JACKSON, Miss. — A judge sentenced two former Mississippi sheriff’s deputies from a self-described “Goon Squad” to federal prison Thursday for the torture and abuse of two Black men in a racist attack.
Brett Morris McAlpin, 53, was ordered to serve 327 months, which is more than 27 years.
And Joshua Hartfield, 32, the final former deputy to be sentenced, was ordered to serve 121 months, or about 10 years.
McAlpin and Hartfield are two of the six former Rankin County sheriff’s deputies who admitted to subjecting two Black men, Michael Corey Jenkins and Eddie Terrell Parker, to acts of racist torture.
“The depravity of the crimes committed by these defendants cannot be overstated, and they will now spend between 10 and 40 years in prison for their heinous attack on citizens they had sworn to protect,” U.S. Attorney General Merrick Garland said in a statement Thursday.
McAlpin pleaded guilty to multiple charges, including conspiracy against rights, obstructions of justice, deprivation of rights under color of law and conspiracy to obstruct justice.

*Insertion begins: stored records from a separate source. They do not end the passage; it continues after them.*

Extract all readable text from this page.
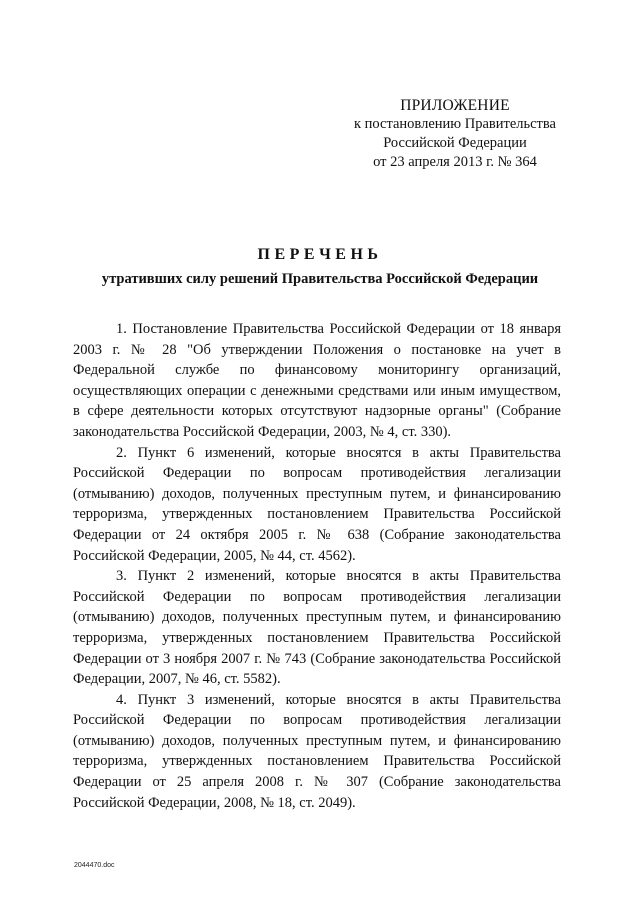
ПРИЛОЖЕНИЕ
к постановлению Правительства
Российской Федерации
от 23 апреля 2013 г. № 364
ПЕРЕЧЕНЬ
утративших силу решений Правительства Российской Федерации

1. Постановление Правительства Российской Федерации от 18 января 2003 г. № 28 "Об утверждении Положения о постановке на учет в Федеральной службе по финансовому мониторингу организаций, осуществляющих операции с денежными средствами или иным имуществом, в сфере деятельности которых отсутствуют надзорные органы" (Собрание законодательства Российской Федерации, 2003, № 4, ст. 330).

2. Пункт 6 изменений, которые вносятся в акты Правительства Российской Федерации по вопросам противодействия легализации (отмыванию) доходов, полученных преступным путем, и финансированию терроризма, утвержденных постановлением Правительства Российской Федерации от 24 октября 2005 г. № 638 (Собрание законодательства Российской Федерации, 2005, № 44, ст. 4562).

3. Пункт 2 изменений, которые вносятся в акты Правительства Российской Федерации по вопросам противодействия легализации (отмыванию) доходов, полученных преступным путем, и финансированию терроризма, утвержденных постановлением Правительства Российской Федерации от 3 ноября 2007 г. № 743 (Собрание законодательства Российской Федерации, 2007, № 46, ст. 5582).

4. Пункт 3 изменений, которые вносятся в акты Правительства Российской Федерации по вопросам противодействия легализации (отмыванию) доходов, полученных преступным путем, и финансированию терроризма, утвержденных постановлением Правительства Российской Федерации от 25 апреля 2008 г. № 307 (Собрание законодательства Российской Федерации, 2008, № 18, ст. 2049).

2044470.doc
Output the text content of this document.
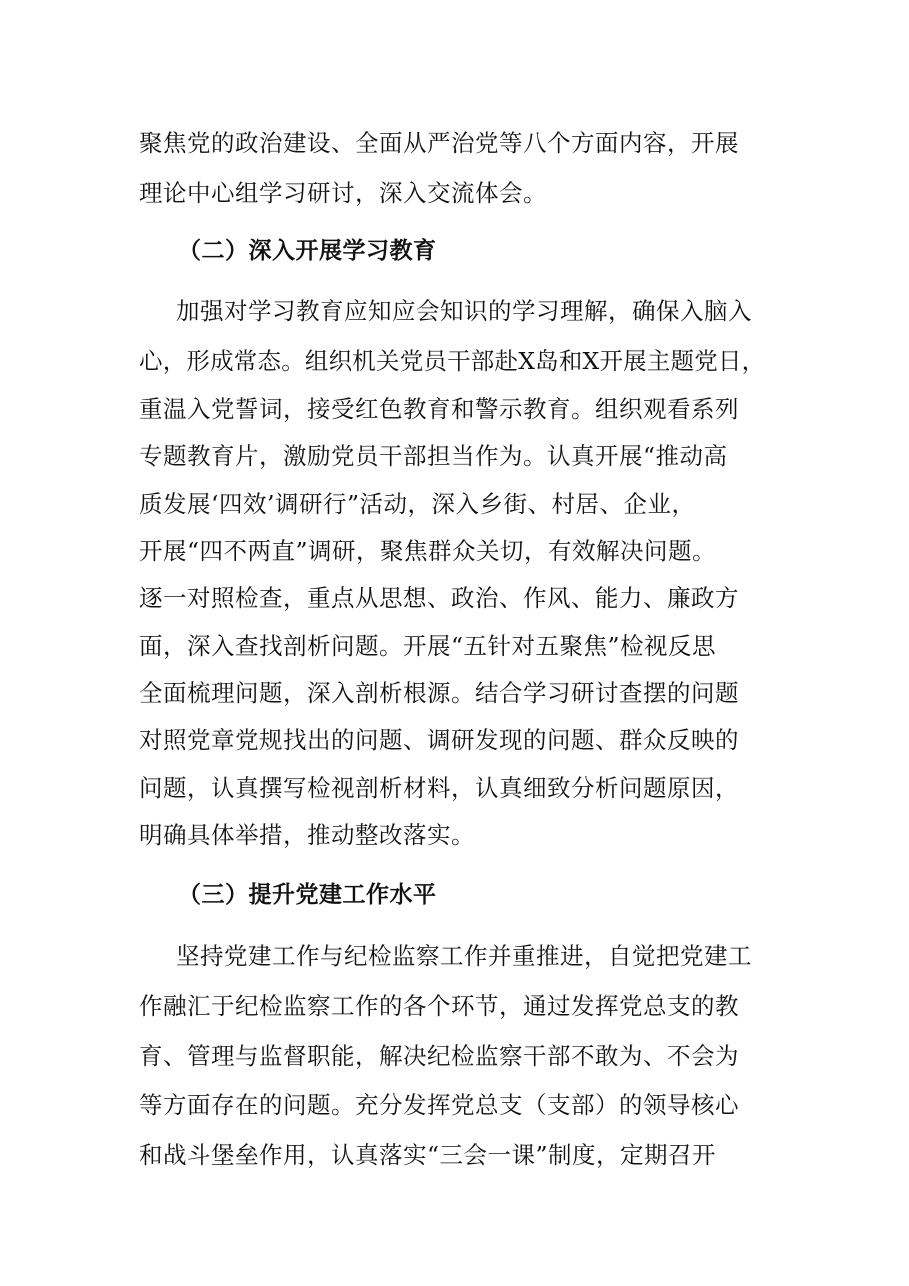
聚焦党的政治建设、全面从严治党等八个方面内容，开展
理论中心组学习研讨，深入交流体会。
（二）深入开展学习教育
加强对学习教育应知应会知识的学习理解，确保入脑入
心，形成常态。组织机关党员干部赴X岛和X开展主题党日，
重温入党誓词，接受红色教育和警示教育。组织观看系列
专题教育片，激励党员干部担当作为。认真开展“推动高
质发展‘四效’调研行”活动，深入乡街、村居、企业，
开展“四不两直”调研，聚焦群众关切，有效解决问题。
逐一对照检查，重点从思想、政治、作风、能力、廉政方
面，深入查找剖析问题。开展“五针对五聚焦”检视反思
全面梳理问题，深入剖析根源。结合学习研讨查摆的问题
对照党章党规找出的问题、调研发现的问题、群众反映的
问题，认真撰写检视剖析材料，认真细致分析问题原因，
明确具体举措，推动整改落实。
（三）提升党建工作水平
坚持党建工作与纪检监察工作并重推进，自觉把党建工
作融汇于纪检监察工作的各个环节，通过发挥党总支的教
育、管理与监督职能，解决纪检监察干部不敢为、不会为
等方面存在的问题。充分发挥党总支（支部）的领导核心
和战斗堡垒作用，认真落实“三会一课”制度，定期召开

McAlpin was brought into the courtroom of the U.S. District Court for the Southern District of Mississippi wearing handcuffs and leg shackles, offering a nod to his family members in attendance.
In January 2023, McAlpin received a call from a white person who complained that Jenkins and Parker were residing with a white woman at a house in Braxton, Mississippi.
McAlpin then texted a group that self-described as “The Goon Squad” — a group that the Justice Department said were known “for using excessive force and not reporting it.”
The “Goon Squad” consisted of McAlpin, Hartfield, Christian Dedmon, 29, Jeffrey Middleton, 46, Hunter Elward, 31, and Daniel Opdyke, 28.
The group then went to the home without a warrant, The Associated Press reported, and assaulted the two Black men with stun guns, forced them to ingest liquids, punched and kicked them and called them racial slurs.